Notably, those who are exploited for prostitution in Sweden are not criminalized or subjected to administrative penalties; rather, they have a right to social-service support and exit assistance programs. The law is an expression of the political commitment and consensus in Swedish society to prevent and fight prostitution and human trafficking by targeting men’s demand for women, other men, and children for the purpose of sexual exploitation. Those men who purchase or attempt to purchase a sexual service are prosecuted and convicted; it is recognized that the law also has beneficial normative effects on the prostitution behaviour of individual men as well as on public attitudes toward prostitution and sex trafficking in Sweden.

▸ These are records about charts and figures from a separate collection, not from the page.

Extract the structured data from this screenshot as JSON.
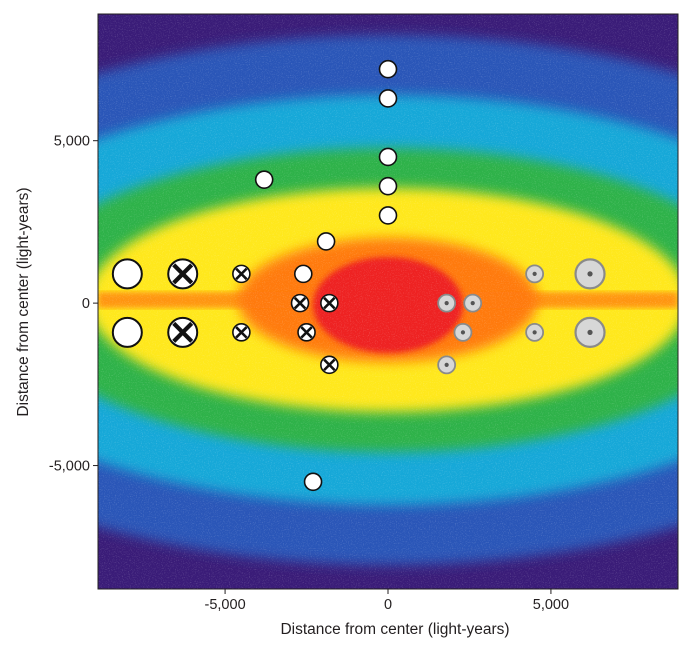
{
  "chart_data": {
    "type": "scatter",
    "title": "",
    "xlabel": "Distance from center (light-years)",
    "ylabel": "Distance from center (light-years)",
    "xlim": [
      -8900,
      8900
    ],
    "ylim": [
      -8800,
      8900
    ],
    "x_ticks": [
      {
        "value": -5000,
        "label": "-5,000"
      },
      {
        "value": 0,
        "label": "0"
      },
      {
        "value": 5000,
        "label": "5,000"
      }
    ],
    "y_ticks": [
      {
        "value": 5000,
        "label": "5,000"
      },
      {
        "value": 0,
        "label": "0"
      },
      {
        "value": -5000,
        "label": "-5,000"
      }
    ],
    "grid": false,
    "background": "Colour-coded star density map of the galactic bulge (red = densest, through yellow, green, blue to purple = sparsest)",
    "colors": {
      "core": "#ee2222",
      "inner": "#ff7a10",
      "yellow": "#ffe81a",
      "green": "#2fb24a",
      "cyan": "#18a8d8",
      "blue": "#2a56b8",
      "purple": "#3a1c78",
      "marker_white": "#ffffff",
      "marker_gray": "#d7d7d7",
      "marker_gray_stroke": "#8a8a8a"
    },
    "series": [
      {
        "name": "open-circle",
        "marker": "white-circle",
        "points": [
          {
            "x": 0,
            "y": 7200,
            "size": "small"
          },
          {
            "x": 0,
            "y": 6300,
            "size": "small"
          },
          {
            "x": 0,
            "y": 4500,
            "size": "small"
          },
          {
            "x": 0,
            "y": 3600,
            "size": "small"
          },
          {
            "x": 0,
            "y": 2700,
            "size": "small"
          },
          {
            "x": -3800,
            "y": 3800,
            "size": "small"
          },
          {
            "x": -1900,
            "y": 1900,
            "size": "small"
          },
          {
            "x": -2600,
            "y": 900,
            "size": "small"
          },
          {
            "x": -8000,
            "y": 900,
            "size": "large"
          },
          {
            "x": -8000,
            "y": -900,
            "size": "large"
          },
          {
            "x": -2300,
            "y": -5500,
            "size": "small"
          }
        ]
      },
      {
        "name": "crossed-circle",
        "marker": "x-circle",
        "points": [
          {
            "x": -6300,
            "y": 900,
            "size": "large"
          },
          {
            "x": -6300,
            "y": -900,
            "size": "large"
          },
          {
            "x": -4500,
            "y": 900,
            "size": "small"
          },
          {
            "x": -4500,
            "y": -900,
            "size": "small"
          },
          {
            "x": -2700,
            "y": 0,
            "size": "small"
          },
          {
            "x": -1800,
            "y": 0,
            "size": "small"
          },
          {
            "x": -2500,
            "y": -900,
            "size": "small"
          },
          {
            "x": -1800,
            "y": -1900,
            "size": "small"
          }
        ]
      },
      {
        "name": "dotted-circle",
        "marker": "gray-dot-circle",
        "points": [
          {
            "x": 1800,
            "y": 0,
            "size": "small"
          },
          {
            "x": 2600,
            "y": 0,
            "size": "small"
          },
          {
            "x": 2300,
            "y": -900,
            "size": "small"
          },
          {
            "x": 1800,
            "y": -1900,
            "size": "small"
          },
          {
            "x": 4500,
            "y": 900,
            "size": "small"
          },
          {
            "x": 4500,
            "y": -900,
            "size": "small"
          },
          {
            "x": 6200,
            "y": 900,
            "size": "large"
          },
          {
            "x": 6200,
            "y": -900,
            "size": "large"
          }
        ]
      }
    ]
  }
}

I don’t know what is the right thing to believe, on one hand, I think the licensing of the problem would give the police an ability to check for trafficked women and for health professionals to ensure that the women are safer but I still believe that it is an act of violence against women (as does the Swedish government).

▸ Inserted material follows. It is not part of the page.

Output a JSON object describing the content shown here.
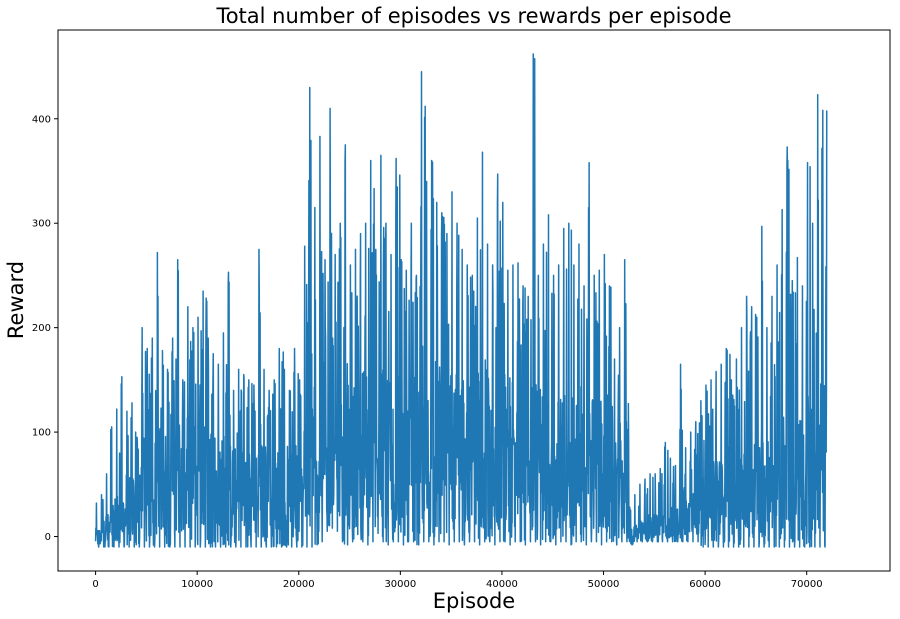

The impact of the Swedish law has been unexpected.

In light of these debates, the Swedish government decided in 2008 to appoint a special inquiry charged with evaluating the practical implementation of the law that prohibits the purchase of sexual services and its effects on the existence of prostitution and sex trafficking in Sweden. The 2010 report concludes that the number of persons, mainly women, exploited in street prostitution in Sweden has been halved since 1999, while in the neighbouring countries of Denmark and Norway the number is three times higher.

Many of the law’s critics have claimed that prostitution activities would “go underground” or be moved into other arenas as a result of enforcement. But the special inquiry report does not find this to be the case. In particular, there is no evidence of an increase in indoor prostitution. Prostitution through the Internet, however, has increased in Sweden, as it has in other countries, but this increase is not due to the law—it is rather a consequence more generally of improved online technology. And just as with outdoor prostitution, the number of individuals sold for prostitution purposes via the Internet is much larger in Denmark and Norway.

Most notably, despite a significant increase in prostitution in neighbouring countries during the past ten years, the special inquiry report finds no evidence of a similar increase in Sweden. The report concludes that this is due to criminalizing the purchase of a sexual service in Sweden. Another significant finding, consistent with the annual reports of the national rapporteur on trafficking in human beings, is that this prohibition has deterred organized-crime networks involved in human trafficking for the purpose of prostitution from operating in Sweden.

The special inquiry report also discusses the normative effects of the law, pointing out that it enjoys strong public support (71 percent in favour) and that its implementation has led to significant positive changes in attitudes.

I know Sweden is a much different culture than Canada but I am surprised by these results.  The one thing that I doubt is that street prostitution would diminish if prostitution was criminalized here.  I wonder how much of the decline was because of the criminalization and how much of the decline was due to the national conversation and education campaigns the government launched.